Opel engineers located in Germany, Belgium and the U.K. currently manage a single platform, known as Delta for small cars. In addition to the Cruze, the Delta platform is in use in various small vehicles that GM markets in Asia and the U.S.

The Epsilon platform which is used in many of GM’s mid-size autos was relocated from Germany to Detroit earlier this year. The Epsilon platform will be introduced in the U.S. market next year in the form of the 2010 Buick Lacrosse mid-size sedan.

In the past, GM has utilized Opel engineering in its Saturn Vue and Astra models. Last month GM announced that it is abandoning its Saturn line.

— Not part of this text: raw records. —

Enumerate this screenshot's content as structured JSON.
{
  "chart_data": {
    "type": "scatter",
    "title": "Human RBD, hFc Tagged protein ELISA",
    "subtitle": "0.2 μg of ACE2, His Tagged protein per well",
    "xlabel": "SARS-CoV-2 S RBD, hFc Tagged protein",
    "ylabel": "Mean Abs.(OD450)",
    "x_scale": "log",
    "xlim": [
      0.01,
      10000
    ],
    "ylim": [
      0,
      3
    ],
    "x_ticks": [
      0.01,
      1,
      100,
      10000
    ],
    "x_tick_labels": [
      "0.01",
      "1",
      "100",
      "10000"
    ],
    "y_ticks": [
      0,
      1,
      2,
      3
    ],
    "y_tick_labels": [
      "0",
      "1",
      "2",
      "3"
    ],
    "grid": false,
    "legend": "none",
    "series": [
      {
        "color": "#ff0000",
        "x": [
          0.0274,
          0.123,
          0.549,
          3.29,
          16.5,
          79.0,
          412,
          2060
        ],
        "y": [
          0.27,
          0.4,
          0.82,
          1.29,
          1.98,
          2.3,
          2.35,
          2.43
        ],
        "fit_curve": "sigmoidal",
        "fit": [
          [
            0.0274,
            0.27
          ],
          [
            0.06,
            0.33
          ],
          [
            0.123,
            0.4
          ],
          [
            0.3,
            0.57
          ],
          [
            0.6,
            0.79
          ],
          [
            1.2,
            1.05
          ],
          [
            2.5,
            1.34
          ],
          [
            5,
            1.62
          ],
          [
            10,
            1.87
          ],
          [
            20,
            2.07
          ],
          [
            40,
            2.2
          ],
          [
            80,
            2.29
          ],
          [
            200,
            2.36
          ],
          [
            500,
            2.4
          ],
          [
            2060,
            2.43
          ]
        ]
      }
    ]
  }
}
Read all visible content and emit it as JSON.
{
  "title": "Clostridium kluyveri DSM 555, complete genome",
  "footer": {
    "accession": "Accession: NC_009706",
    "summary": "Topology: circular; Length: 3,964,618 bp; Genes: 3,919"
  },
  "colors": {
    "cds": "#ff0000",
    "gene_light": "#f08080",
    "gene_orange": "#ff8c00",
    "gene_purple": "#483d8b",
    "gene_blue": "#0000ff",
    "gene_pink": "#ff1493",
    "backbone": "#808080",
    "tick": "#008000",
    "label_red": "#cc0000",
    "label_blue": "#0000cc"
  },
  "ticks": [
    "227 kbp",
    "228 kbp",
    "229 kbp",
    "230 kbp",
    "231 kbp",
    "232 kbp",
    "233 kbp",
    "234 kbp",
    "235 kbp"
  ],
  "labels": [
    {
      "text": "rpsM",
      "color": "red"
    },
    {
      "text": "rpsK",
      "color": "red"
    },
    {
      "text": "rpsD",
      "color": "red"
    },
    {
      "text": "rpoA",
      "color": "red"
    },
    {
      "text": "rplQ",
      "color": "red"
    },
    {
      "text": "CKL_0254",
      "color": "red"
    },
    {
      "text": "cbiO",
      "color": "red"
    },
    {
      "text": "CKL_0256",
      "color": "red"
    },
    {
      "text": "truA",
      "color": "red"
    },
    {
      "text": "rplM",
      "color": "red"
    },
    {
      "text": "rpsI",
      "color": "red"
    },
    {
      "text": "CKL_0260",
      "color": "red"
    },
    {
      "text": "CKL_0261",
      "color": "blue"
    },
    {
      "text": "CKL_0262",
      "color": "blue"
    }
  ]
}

In 2008, Opel provided about 1.5 million vehicles which represent approximately 20% of GM’s global sales.

According to Nigel Griffiths, an auto industry economist with IHS Global Insight, GM’s failure to seal the deal with Magna International would result in a 3% to 4% increase in the automaker’s purchasing costs. By shifting production of its European market vehicles to South Korea, however, GM could offset those costs.

Opel is in dire need of an enormous infusion of cash in order to remain viable. German Chancellor Angela Merkel’s administration, along with various local government agencies, has pledged the equivalent of $6.7 billion in financial aid to assist Magna International in its current bid for Opel.

Griffiths said that Opel’s German auto workers are paid the wages and benefits equaling 44 euros or the equivalent of $65.50 per hour. That compares to under $10 per hour paid to auto workers at a GM joint venture that produces Daewoo and Chevrolet models in Poland.

GM sold a total of 145,023 Chevrolet models in Europe during the first nine months of 2009. Although that represents less than 20% of Opel’s European volume, it shows that GM’s Chevy brand has successfully gained a foothold in the growing European auto market.

Assuming the Magna-Sberbank sale goes through, GM could very well enjoy a mutually beneficial arrangement with Opel’s new owner. However, based on recent history, the odds are against it. In recent years, GM has seen a similar arrangement with German automaker, Daimler, fail and the automaker has scaled back on other joint ventures with Fiat, Subaru, Suzuki and Isuzu.

Fortunately for GM, Opel’s North American Delta production won’t begin in earnest until sometime in 2012. That provides plenty of time for GM to establish trust with Magna-Sberbank before having to commit to a final strategy.